Jules’ll be first in line to kick his ass. ”

“Nah, pretty sure I’m first. But Cassidy’ll be right beside me,” the Texan, Sam’s voice said over the speakers as Mick passed his phone over to Kevin.

“Sam’s a former Navy SEAL,” Kevin whispered loudly as he delivered Mick’s phone to Emily. “I just met him, but I’m already madly in love with him.”

The pictures that Cassidy sent were up on Mick’s screen and Emily swiped through them with a growing sense of shock. Dear God, her house looked like a bullet-riddled war zone. If she’d been home when that had happened, she’d probably be dead now.

“Kevin, you flirt,” Sam was saying. “I’m happily married, but I suspect you already knew that. Emily, we’d really like a verbal acknowledgment, because if you’re in danger, that means we’re in danger, too. So if Rod says to—”

“Spin in a circle, I’ll spin in a circle,” Emily said, looking up from Mick’s phone as the interior of the car around her snapped back into focus. “I understand. It’s very clear.”

Across the car, Mick started to laugh—except he wasn’t laughing, he was trying not to cry. “Thank God,” he whispered as he covered his face with his hands. “Thank you, Em.”

“Mick, I have a few more questions for you,” Cassidy’s voice came over the speaker.

“We need to take a little break here in the Galileo shuttlecraft, Captain,” Kevin said. “Some of us have a few things we’re struggling to process. We’re also approaching the Enterprise, so...”

Sure enough, Rod had turned a corner into a posh-looking community, where a security gate blocked both the entrance and the exit.

As Emily watched, he pressed one of the buttons in his car’s overhead remote.

The gate went up and he nodded at the woman in the gatehouse as they went through and the gate lowered behind them.
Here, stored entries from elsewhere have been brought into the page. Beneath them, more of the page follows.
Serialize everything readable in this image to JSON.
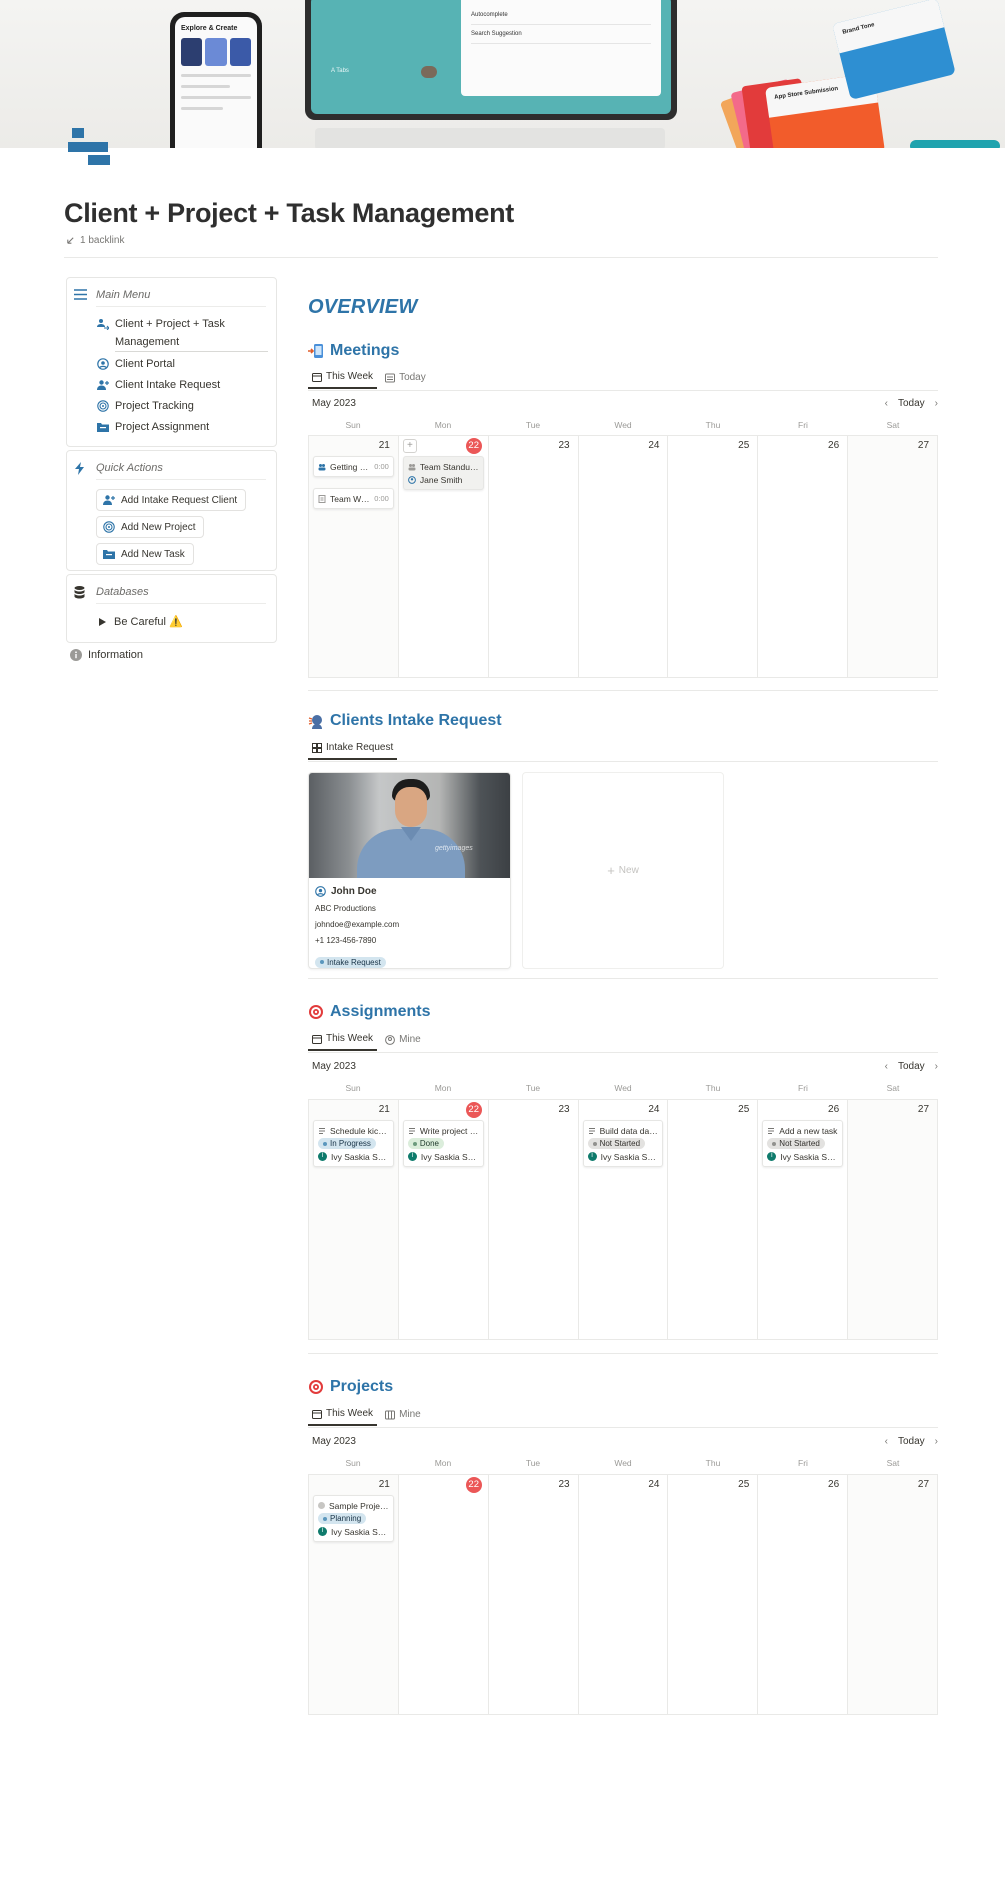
{
  "cover": {
    "phone_title": "Explore & Create",
    "panel_items": [
      "Autocomplete",
      "Search Suggestion"
    ],
    "tablet_label": "A Tabs",
    "card_blue": "Brand Tone",
    "card_orange": "App Store Submission"
  },
  "page": {
    "title": "Client + Project + Task Management",
    "backlink": "1 backlink"
  },
  "sidebar": {
    "main_menu": {
      "heading": "Main Menu",
      "items": [
        {
          "label": "Client + Project + Task Management",
          "icon": "people-arrow-icon"
        },
        {
          "label": "Client Portal",
          "icon": "user-circle-icon"
        },
        {
          "label": "Client Intake Request",
          "icon": "user-plus-icon"
        },
        {
          "label": "Project Tracking",
          "icon": "target-icon"
        },
        {
          "label": "Project Assignment",
          "icon": "folder-icon"
        }
      ]
    },
    "quick_actions": {
      "heading": "Quick Actions",
      "buttons": [
        {
          "label": "Add Intake Request Client",
          "icon": "user-plus-icon"
        },
        {
          "label": "Add New Project",
          "icon": "target-icon"
        },
        {
          "label": "Add New Task",
          "icon": "folder-icon"
        }
      ]
    },
    "databases": {
      "heading": "Databases",
      "toggle_label": "Be Careful ⚠️"
    },
    "information": "Information"
  },
  "main": {
    "overview": "OVERVIEW",
    "days_of_week": [
      "Sun",
      "Mon",
      "Tue",
      "Wed",
      "Thu",
      "Fri",
      "Sat"
    ],
    "dates": [
      "21",
      "22",
      "23",
      "24",
      "25",
      "26",
      "27"
    ],
    "month": "May 2023",
    "today_label": "Today",
    "meetings": {
      "title": "Meetings",
      "tabs": [
        "This Week",
        "Today"
      ],
      "events": [
        {
          "title": "Getting star…",
          "time": "0:00"
        },
        {
          "title": "Team Week…",
          "time": "0:00"
        },
        {
          "title": "Team Standup …",
          "person": "Jane Smith"
        }
      ]
    },
    "clients": {
      "title": "Clients Intake Request",
      "tabs": [
        "Intake Request"
      ],
      "card": {
        "name": "John Doe",
        "company": "ABC Productions",
        "email": "johndoe@example.com",
        "phone": "+1 123-456-7890",
        "tag": "Intake Request",
        "watermark": "gettyimages"
      },
      "new_label": "New"
    },
    "assignments": {
      "title": "Assignments",
      "tabs": [
        "This Week",
        "Mine"
      ],
      "events": [
        {
          "title": "Schedule kick-o…",
          "status": "In Progress",
          "person": "Ivy Saskia Sejas Rod"
        },
        {
          "title": "Write project pr…",
          "status": "Done",
          "person": "Ivy Saskia Sejas Rod"
        },
        {
          "title": "Build data dash…",
          "status": "Not Started",
          "person": "Ivy Saskia Sejas Rod"
        },
        {
          "title": "Add a new task",
          "status": "Not Started",
          "person": "Ivy Saskia Sejas Rod"
        }
      ]
    },
    "projects": {
      "title": "Projects",
      "tabs": [
        "This Week",
        "Mine"
      ],
      "events": [
        {
          "title": "Sample Project: …",
          "status": "Planning",
          "person": "Ivy Saskia Sejas Rod"
        }
      ]
    }
  },
  "colors": {
    "accent": "#2e74a8",
    "today": "#eb5757",
    "in_progress_bg": "#d3e5ef",
    "done_bg": "#dbeddb",
    "not_started_bg": "#e3e2e0",
    "avatar": "#0f7b6c"
  }
}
“...how about we call you back after we get inside and get cleaned up?” Kevin was still talking, shifting slightly as he took his phone out of his pocket and unlocked the screen. “My estimated ETA has you arriving in an hour and forty-seven minutes, so if it’s okay with you, we won’t rush.”

“Of course,” Cassidy said. “Thank you, Mr. Spock.”

“Ooh,” Kevin said to Emily as the call disconnected. He was intentionally giving Mick privacy by turning away from him in that crowded back seat. “Jules usually calls me Hobbit. I think I just got a nickname upgrade.”